A will is typically recommended even if the majority of your assets are held in ways that avoid probate. Even though your estate will be subject to probate if you have a correctly executed will, the cost may be less than creating and maintaining a trust. A trust and a will can be used together to avoid intestacy with respect to estate assets whose disposition is not controlled by a trust or other arrangement, allow for quick asset transfers, maintain confidentiality with regard to sensitive assets and directives, and benefit individuals of means and those who are concerned about privacy.


Any assets that do not pass automatically, like real estate held in trust or retirement funds with named beneficiaries, can be distributed according to a will. It can also include provisions for late-acquired, personally owned assets. In rare circumstances, a pour-over will might establish a testamentary trust to keep and oversee assets for the benefit of chosen heirs, such as for young children until they become adults. 


With a will, the estate can avoid intestacy and potentially expensive and contentious legal actions to choose an estate administrator, distribute your remaining assets, and choose who will take care of your debts and obligations.


The kind and amount of your assets, the age and capacity of your heirs, the complexity of your bequests, tax planning concerns, and your option to use a will, trust, or both should all be taken into account. In the end, careful estate planning is crucial to preserve the value of your assets and to achieve the benefits you planned for your heirs.

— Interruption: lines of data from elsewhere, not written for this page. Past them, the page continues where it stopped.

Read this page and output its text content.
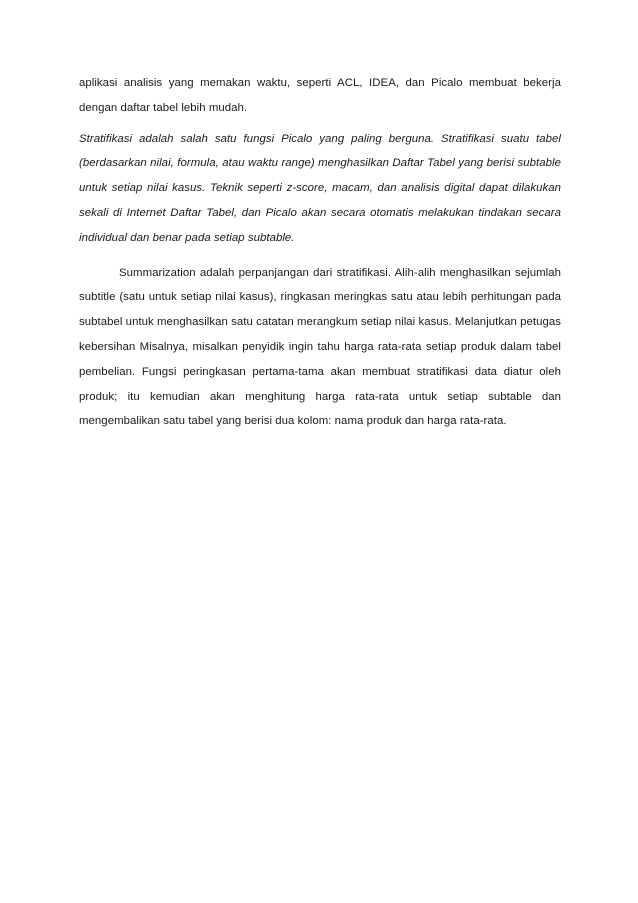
aplikasi analisis yang memakan waktu, seperti ACL, IDEA, dan Picalo membuat bekerja dengan daftar tabel lebih mudah.

Stratifikasi adalah salah satu fungsi Picalo yang paling berguna. Stratifikasi suatu tabel (berdasarkan nilai, formula, atau waktu range) menghasilkan Daftar Tabel yang berisi subtable untuk setiap nilai kasus. Teknik seperti z-score, macam, dan analisis digital dapat dilakukan sekali di Internet Daftar Tabel, dan Picalo akan secara otomatis melakukan tindakan secara individual dan benar pada setiap subtable.

Summarization adalah perpanjangan dari stratifikasi. Alih-alih menghasilkan sejumlah subtitle (satu untuk setiap nilai kasus), ringkasan meringkas satu atau lebih perhitungan pada subtabel untuk menghasilkan satu catatan merangkum setiap nilai kasus. Melanjutkan petugas kebersihan Misalnya, misalkan penyidik ingin tahu harga rata-rata setiap produk dalam tabel pembelian. Fungsi peringkasan pertama-tama akan membuat stratifikasi data diatur oleh produk; itu kemudian akan menghitung harga rata-rata untuk setiap subtable dan mengembalikan satu tabel yang berisi dua kolom: nama produk dan harga rata-rata.
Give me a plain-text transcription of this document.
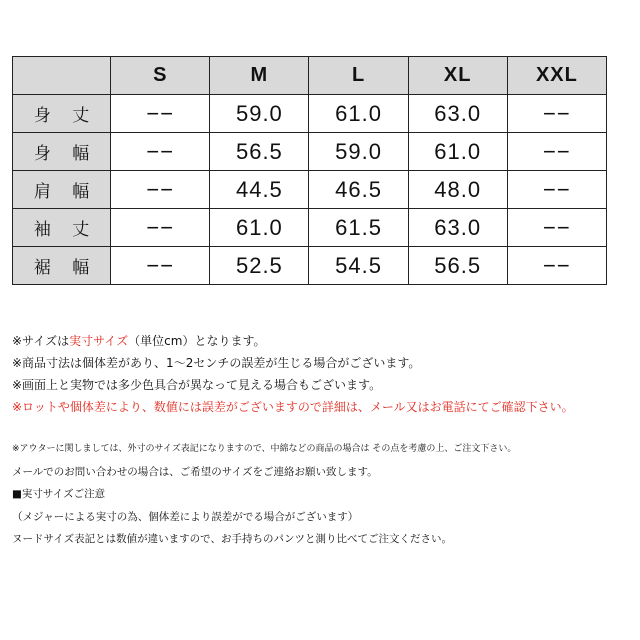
	S	M	L	XL	XXL
身 丈	−−	59.0	61.0	63.0	−−
身 幅	−−	56.5	59.0	61.0	−−
肩 幅	−−	44.5	46.5	48.0	−−
袖 丈	−−	61.0	61.5	63.0	−−
裾 幅	−−	52.5	54.5	56.5	−−
※サイズは実寸サイズ（単位cm）となります。
※商品寸法は個体差があり、1〜2センチの誤差が生じる場合がございます。
※画面上と実物では多少色具合が異なって見える場合もございます。
※ロットや個体差により、数値には誤差がございますので詳細は、メール又はお電話にてご確認下さい。
※アウターに関しましては、外寸のサイズ表記になりますので、中綿などの商品の場合は その点を考慮の上、ご注文下さい。
メールでのお問い合わせの場合は、ご希望のサイズをご連絡お願い致します。
■実寸サイズご注意
（メジャーによる実寸の為、個体差により誤差がでる場合がございます）
ヌードサイズ表記とは数値が違いますので、お手持ちのパンツと測り比べてご注文ください。
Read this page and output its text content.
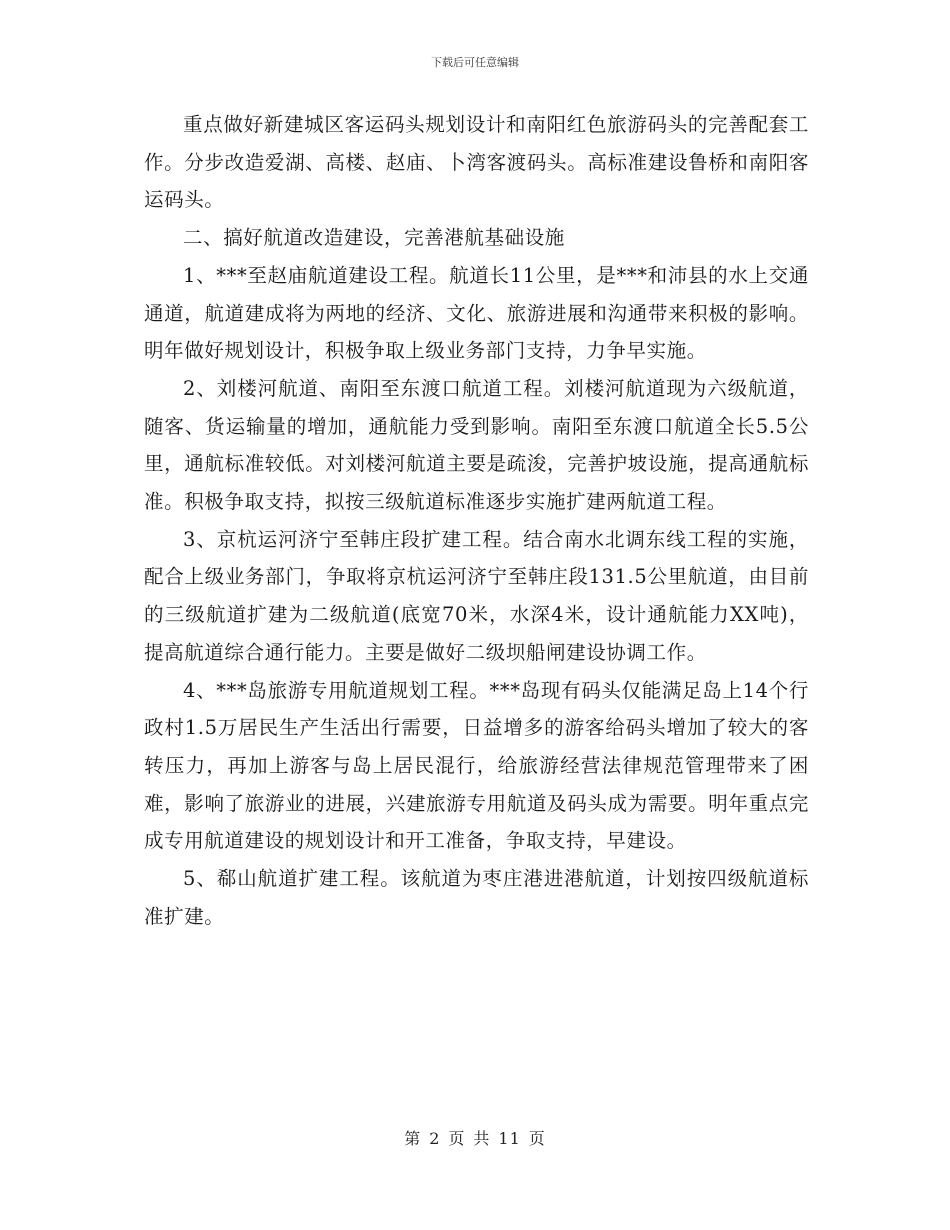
下载后可任意编辑

重点做好新建城区客运码头规划设计和南阳红色旅游码头的完善配套工作。分步改造爱湖、高楼、赵庙、卜湾客渡码头。高标准建设鲁桥和南阳客运码头。

二、搞好航道改造建设，完善港航基础设施

1、***至赵庙航道建设工程。航道长11公里，是***和沛县的水上交通通道，航道建成将为两地的经济、文化、旅游进展和沟通带来积极的影响。明年做好规划设计，积极争取上级业务部门支持，力争早实施。

2、刘楼河航道、南阳至东渡口航道工程。刘楼河航道现为六级航道，随客、货运输量的增加，通航能力受到影响。南阳至东渡口航道全长5.5公里，通航标准较低。对刘楼河航道主要是疏浚，完善护坡设施，提高通航标准。积极争取支持，拟按三级航道标准逐步实施扩建两航道工程。

3、京杭运河济宁至韩庄段扩建工程。结合南水北调东线工程的实施，配合上级业务部门，争取将京杭运河济宁至韩庄段131.5公里航道，由目前的三级航道扩建为二级航道(底宽70米，水深4米，设计通航能力XX吨)，提高航道综合通行能力。主要是做好二级坝船闸建设协调工作。

4、***岛旅游专用航道规划工程。***岛现有码头仅能满足岛上14个行政村1.5万居民生产生活出行需要，日益增多的游客给码头增加了较大的客转压力，再加上游客与岛上居民混行，给旅游经营法律规范管理带来了困难，影响了旅游业的进展，兴建旅游专用航道及码头成为需要。明年重点完成专用航道建设的规划设计和开工准备，争取支持，早建设。

5、郗山航道扩建工程。该航道为枣庄港进港航道，计划按四级航道标准扩建。

第 2 页 共 11 页
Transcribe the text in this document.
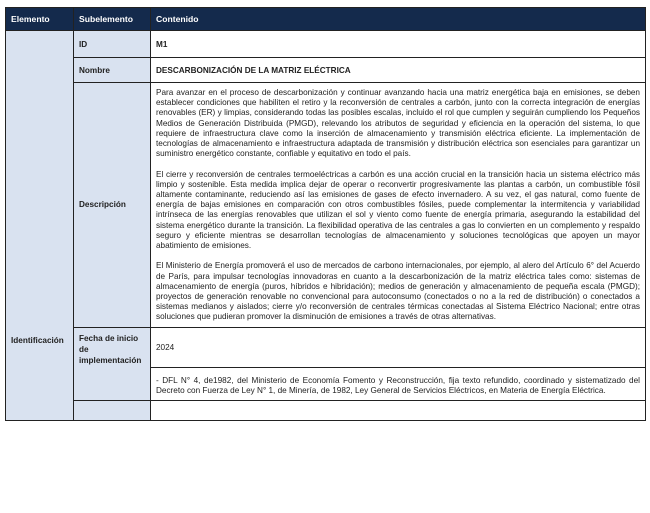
Elemento	Subelemento	Contenido
Identificación	ID	M1
	Nombre	DESCARBONIZACIÓN DE LA MATRIZ ELÉCTRICA
	Descripción	Para avanzar en el proceso de descarbonización y continuar avanzando hacia una matriz energética baja en emisiones, se deben establecer condiciones que habiliten el retiro y la reconversión de centrales a carbón, junto con la correcta integración de energías renovables (ER) y limpias, considerando todas las posibles escalas, incluido el rol que cumplen y seguirán cumpliendo los Pequeños Medios de Generación Distribuida (PMGD), relevando los atributos de seguridad y eficiencia en la operación del sistema, lo que requiere de infraestructura clave como la inserción de almacenamiento y transmisión eléctrica eficiente. La implementación de tecnologías de almacenamiento e infraestructura adaptada de transmisión y distribución eléctrica son esenciales para garantizar un suministro energético constante, confiable y equitativo en todo el país.

El cierre y reconversión de centrales termoeléctricas a carbón es una acción crucial en la transición hacia un sistema eléctrico más limpio y sostenible. Esta medida implica dejar de operar o reconvertir progresivamente las plantas a carbón, un combustible fósil altamente contaminante, reduciendo así las emisiones de gases de efecto invernadero. A su vez, el gas natural, como fuente de energía de bajas emisiones en comparación con otros combustibles fósiles, puede complementar la intermitencia y variabilidad intrínseca de las energías renovables que utilizan el sol y viento como fuente de energía primaria, asegurando la estabilidad del sistema energético durante la transición. La flexibilidad operativa de las centrales a gas lo convierten en un complemento y respaldo seguro y eficiente mientras se desarrollan tecnologías de almacenamiento y soluciones tecnológicas que apoyen un mayor abatimiento de emisiones.

El Ministerio de Energía promoverá el uso de mercados de carbono internacionales, por ejemplo, al alero del Artículo 6° del Acuerdo de París, para impulsar tecnologías innovadoras en cuanto a la descarbonización de la matriz eléctrica tales como: sistemas de almacenamiento de energía (puros, híbridos e hibridación); medios de generación y almacenamiento de pequeña escala (PMGD); proyectos de generación renovable no convencional para autoconsumo (conectados o no a la red de distribución) o conectados a sistemas medianos y aislados; cierre y/o reconversión de centrales térmicas conectadas al Sistema Eléctrico Nacional; entre otras soluciones que pudieran promover la disminución de emisiones a través de otras alternativas.

	Fecha de inicio de implementación	2024

		- DFL N° 4, de1982, del Ministerio de Economía Fomento y Reconstrucción, fija texto refundido, coordinado y sistematizado del Decreto con Fuerza de Ley N° 1, de Minería, de 1982, Ley General de Servicios Eléctricos, en Materia de Energía Eléctrica.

Estate planning will largely be the same for you if you are a member of an LGBTQ+ legally married couple as it is for married heterosexual couples. Estate planning is crucial for all unmarried couples, gay or straight, especially those who have been together for a long time. When a partner who is not legally married to you passes away intestate (without a will), family members or other parties may come into conflict over the deceased’s assets. Without a will, state laws may prioritize blood relatives over partners, and LGBTQ+ couples may experience prejudice from non-family people.


For instance, your state’s intestate succession rules will decide who receives your possessions, such as your house, if you pass away without leaving a will. Making an estate plan with your partner will guarantee that your relationship status is legally recognized by the state in the event that one of you passes away, even if your partner is not included on the mortgage or lease.


The objective is to make sure that the survivor may take advantage of all legal benefits even though they are not officially married. You may make sure your or your spouse’s desires for your estate are followed out by creating a will or trust, filling up a power of attorney document, designating a financial power of attorney, and designating a health care proxy. It is crucial to indicate guardianship of any minor children that one of you has but that your spouse has not formally adopted. Otherwise, who raises them may be decided by the courts.